Dalam hal ini, Durkheim secara tidak langsung menyoroti ulama yang tinggal di pesantren. Solidaritas sosial sangat jelas tercermin dalam dunia pesantren, dimana individu secara tidak langsung harus beradaptasi dengan lingkungan pondok, hingga akhirnya berbaur dengan para senior dan menjadi santri yang senasib dengan sesamanya.

Konsep Durkheim dewasa sekarang dapat dilihat di berbagai tempat atau wilayah. Bagaimana individu dibentuk oleh lingkungan? Artinya lingkungan menjadi subjek yang membentuk individu sebagai objek. Dalam hal ini dapat dirumuskan sebagai berikut; individu yang baik adalah terciptanya lingkungan yang baik, begitu pula sebaliknya. Konsep ini secara logis dapat diterima dengan berbagai bias.

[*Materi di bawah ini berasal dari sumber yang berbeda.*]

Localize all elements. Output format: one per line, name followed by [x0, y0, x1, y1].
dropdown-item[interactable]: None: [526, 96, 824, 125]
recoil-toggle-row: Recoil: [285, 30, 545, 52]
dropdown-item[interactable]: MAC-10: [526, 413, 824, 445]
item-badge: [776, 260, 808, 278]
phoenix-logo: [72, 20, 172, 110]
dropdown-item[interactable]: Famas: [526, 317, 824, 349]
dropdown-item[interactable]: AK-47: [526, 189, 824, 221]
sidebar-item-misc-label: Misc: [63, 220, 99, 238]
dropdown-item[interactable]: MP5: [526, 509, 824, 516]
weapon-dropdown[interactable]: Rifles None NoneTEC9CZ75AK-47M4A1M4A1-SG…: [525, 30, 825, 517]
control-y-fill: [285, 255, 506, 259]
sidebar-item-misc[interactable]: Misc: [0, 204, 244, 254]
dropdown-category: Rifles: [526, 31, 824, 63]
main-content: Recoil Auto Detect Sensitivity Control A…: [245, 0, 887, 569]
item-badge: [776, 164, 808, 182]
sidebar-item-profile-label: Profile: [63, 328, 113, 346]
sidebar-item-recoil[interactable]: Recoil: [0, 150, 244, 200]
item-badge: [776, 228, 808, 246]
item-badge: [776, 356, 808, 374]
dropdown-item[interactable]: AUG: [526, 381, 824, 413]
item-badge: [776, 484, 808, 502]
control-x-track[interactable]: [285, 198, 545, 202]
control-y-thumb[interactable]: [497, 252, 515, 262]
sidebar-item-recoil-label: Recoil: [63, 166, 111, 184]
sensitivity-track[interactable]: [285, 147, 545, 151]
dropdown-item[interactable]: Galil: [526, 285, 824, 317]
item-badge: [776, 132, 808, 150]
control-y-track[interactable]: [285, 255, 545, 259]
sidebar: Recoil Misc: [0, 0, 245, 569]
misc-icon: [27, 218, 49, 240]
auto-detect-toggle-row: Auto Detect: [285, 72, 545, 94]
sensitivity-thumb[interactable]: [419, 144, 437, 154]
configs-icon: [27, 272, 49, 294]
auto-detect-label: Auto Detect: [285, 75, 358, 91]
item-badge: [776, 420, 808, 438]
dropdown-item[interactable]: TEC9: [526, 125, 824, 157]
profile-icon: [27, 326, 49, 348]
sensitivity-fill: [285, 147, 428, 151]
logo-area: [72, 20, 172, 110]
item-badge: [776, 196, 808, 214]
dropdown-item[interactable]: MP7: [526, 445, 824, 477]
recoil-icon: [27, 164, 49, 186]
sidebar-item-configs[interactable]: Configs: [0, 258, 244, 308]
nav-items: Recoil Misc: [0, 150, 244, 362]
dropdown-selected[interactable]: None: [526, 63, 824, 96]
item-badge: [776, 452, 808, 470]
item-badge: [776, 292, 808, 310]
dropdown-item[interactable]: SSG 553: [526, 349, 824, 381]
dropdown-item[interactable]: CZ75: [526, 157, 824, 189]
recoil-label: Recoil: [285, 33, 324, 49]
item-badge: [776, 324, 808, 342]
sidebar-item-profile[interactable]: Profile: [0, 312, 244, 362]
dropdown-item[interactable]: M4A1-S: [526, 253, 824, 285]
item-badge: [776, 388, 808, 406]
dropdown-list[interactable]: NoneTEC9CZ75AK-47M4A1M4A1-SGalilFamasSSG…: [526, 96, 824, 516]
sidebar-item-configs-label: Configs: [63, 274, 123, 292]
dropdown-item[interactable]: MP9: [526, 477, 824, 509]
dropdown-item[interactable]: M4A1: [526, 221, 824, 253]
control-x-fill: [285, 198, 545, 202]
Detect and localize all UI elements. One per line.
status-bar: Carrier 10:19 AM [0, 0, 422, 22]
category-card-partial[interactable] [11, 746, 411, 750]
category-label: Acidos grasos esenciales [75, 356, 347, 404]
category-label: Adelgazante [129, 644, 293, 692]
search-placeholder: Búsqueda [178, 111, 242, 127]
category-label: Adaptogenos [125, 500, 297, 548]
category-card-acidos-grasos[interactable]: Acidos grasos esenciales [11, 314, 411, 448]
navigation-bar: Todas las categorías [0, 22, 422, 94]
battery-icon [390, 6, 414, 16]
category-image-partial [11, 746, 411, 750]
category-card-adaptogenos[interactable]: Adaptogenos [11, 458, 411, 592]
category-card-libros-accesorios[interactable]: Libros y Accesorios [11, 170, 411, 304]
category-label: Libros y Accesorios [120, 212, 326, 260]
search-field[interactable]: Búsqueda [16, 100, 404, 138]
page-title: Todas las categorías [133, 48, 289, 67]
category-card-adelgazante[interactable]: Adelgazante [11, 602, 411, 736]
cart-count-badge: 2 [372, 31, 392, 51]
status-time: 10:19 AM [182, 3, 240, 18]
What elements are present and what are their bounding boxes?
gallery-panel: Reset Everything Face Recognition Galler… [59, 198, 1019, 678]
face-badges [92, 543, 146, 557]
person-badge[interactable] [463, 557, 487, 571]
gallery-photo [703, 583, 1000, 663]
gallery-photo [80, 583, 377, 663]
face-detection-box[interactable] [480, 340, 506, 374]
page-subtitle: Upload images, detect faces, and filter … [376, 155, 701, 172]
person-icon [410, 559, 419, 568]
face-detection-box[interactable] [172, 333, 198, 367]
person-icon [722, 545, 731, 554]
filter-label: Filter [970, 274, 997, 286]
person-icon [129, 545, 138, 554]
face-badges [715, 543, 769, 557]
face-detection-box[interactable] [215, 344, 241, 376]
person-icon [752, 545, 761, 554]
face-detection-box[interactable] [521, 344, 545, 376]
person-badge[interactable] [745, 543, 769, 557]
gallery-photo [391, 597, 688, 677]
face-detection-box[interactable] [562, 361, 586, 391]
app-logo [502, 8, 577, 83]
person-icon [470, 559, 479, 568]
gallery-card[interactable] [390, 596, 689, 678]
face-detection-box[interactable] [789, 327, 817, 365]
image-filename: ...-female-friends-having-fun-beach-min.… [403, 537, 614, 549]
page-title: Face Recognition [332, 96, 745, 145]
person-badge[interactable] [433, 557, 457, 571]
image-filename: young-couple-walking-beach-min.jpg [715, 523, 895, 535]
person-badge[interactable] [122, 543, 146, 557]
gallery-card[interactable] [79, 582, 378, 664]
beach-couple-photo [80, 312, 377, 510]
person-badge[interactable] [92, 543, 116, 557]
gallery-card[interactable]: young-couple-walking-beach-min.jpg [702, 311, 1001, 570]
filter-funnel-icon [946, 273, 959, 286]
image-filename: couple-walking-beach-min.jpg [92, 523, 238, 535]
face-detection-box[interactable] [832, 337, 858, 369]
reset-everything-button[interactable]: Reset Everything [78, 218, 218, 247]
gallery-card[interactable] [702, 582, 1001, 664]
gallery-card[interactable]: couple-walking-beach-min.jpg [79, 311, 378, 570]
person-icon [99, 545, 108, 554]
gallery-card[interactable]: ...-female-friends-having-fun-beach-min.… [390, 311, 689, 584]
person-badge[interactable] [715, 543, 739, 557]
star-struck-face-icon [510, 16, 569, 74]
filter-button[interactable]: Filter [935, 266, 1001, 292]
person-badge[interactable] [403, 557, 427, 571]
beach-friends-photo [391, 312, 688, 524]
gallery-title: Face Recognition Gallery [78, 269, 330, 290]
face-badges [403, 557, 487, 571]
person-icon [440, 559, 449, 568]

Perlu disadari bahwa dalam keberagaman, lingkungan merupakan aset penting dalam pembentukan individu. Jika lingkungan keagamaan cenderung moderat, maka individu yang terbentuk akan memiliki sikap yang moderat. Begitu pula jika lingkungan individu yang cenderung liberal, maka individu yang terbentuk secara tidak langsung akan mengalir bebas, begitu seterusnya. Oleh karena itu, dalam pemikiran Durkheim, lingkungan menjadi modal awal untuk mempertimbangkan kehidupan, padahal individu tersebut teguh religius, jika ia hidup di lingkungan yang berbeda akan menjadi masalah.